Woody Allen da igual importancia tanto a la historia de Vicky como a la de Cristina, pero el fuerte de la película es Vicky: esa tensión que surge entre su lado racional y el anhelo que Juan Antonio despierta en ella (la palabra en inglés, “longing,” es mucho más bonita y precisa). Lo interesante es que este anhelo, aunque tienen un componente sexual, va mucho más allá del sexo. Para Vicky Juan Antonio es una posibilidad de liberación de instintos hasta ese momento reprimidos. Gracias a él, resucita una dimensión más sensual y atrevida de su personalidad que, sin darse cuenta, la razón y la rutina habían logrado domar y marginar. En Juan Antonio, Vicky ve la posibilidad de negarse a sí misma o de por fin ser ella misma. Él representa al mismo tiempo un escape y una reafirmación de su personalidad.

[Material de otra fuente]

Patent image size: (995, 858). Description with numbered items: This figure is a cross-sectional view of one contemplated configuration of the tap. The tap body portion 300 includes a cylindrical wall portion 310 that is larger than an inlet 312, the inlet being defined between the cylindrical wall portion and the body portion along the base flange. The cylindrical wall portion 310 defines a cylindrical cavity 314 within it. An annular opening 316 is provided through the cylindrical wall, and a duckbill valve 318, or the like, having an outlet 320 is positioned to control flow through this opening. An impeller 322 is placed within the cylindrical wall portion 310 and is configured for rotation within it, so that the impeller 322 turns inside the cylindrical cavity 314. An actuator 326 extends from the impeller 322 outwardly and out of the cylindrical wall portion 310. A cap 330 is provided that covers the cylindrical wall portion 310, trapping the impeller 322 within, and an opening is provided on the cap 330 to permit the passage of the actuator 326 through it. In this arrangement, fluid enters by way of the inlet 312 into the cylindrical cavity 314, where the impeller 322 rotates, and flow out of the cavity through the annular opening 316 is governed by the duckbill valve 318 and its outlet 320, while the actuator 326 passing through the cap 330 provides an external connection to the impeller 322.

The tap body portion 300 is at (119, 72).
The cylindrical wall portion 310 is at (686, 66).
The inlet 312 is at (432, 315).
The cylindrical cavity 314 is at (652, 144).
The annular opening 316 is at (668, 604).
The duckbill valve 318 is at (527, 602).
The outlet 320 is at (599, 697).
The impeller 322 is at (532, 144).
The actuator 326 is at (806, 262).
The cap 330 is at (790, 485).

Vicky –como sus precursoras Emma Bovary y Anna Karenina– es una sutil muestra de cómo detrás de la infidelidad, o el deseo de ser infiel, se embosca a veces una profunda inquietud existencial. La empatía que sentimos por ella es una prueba de que entendemos que su infidelidad no es una simple vagabundería, sino un anhelo de algo más complejo y misterioso, que no es fácil echar a un lado y tiene que ver con cosas profundas como la necesidad de pasión y romance, el deseo ilusorio de ser completados por otra persona y las obstinación con la monotonía y la rutina. Un “querer-más,” en definitiva, que tiene una dimensión carnal, pero también –y esto es lo conmovedor– una importante dimensión metafísica.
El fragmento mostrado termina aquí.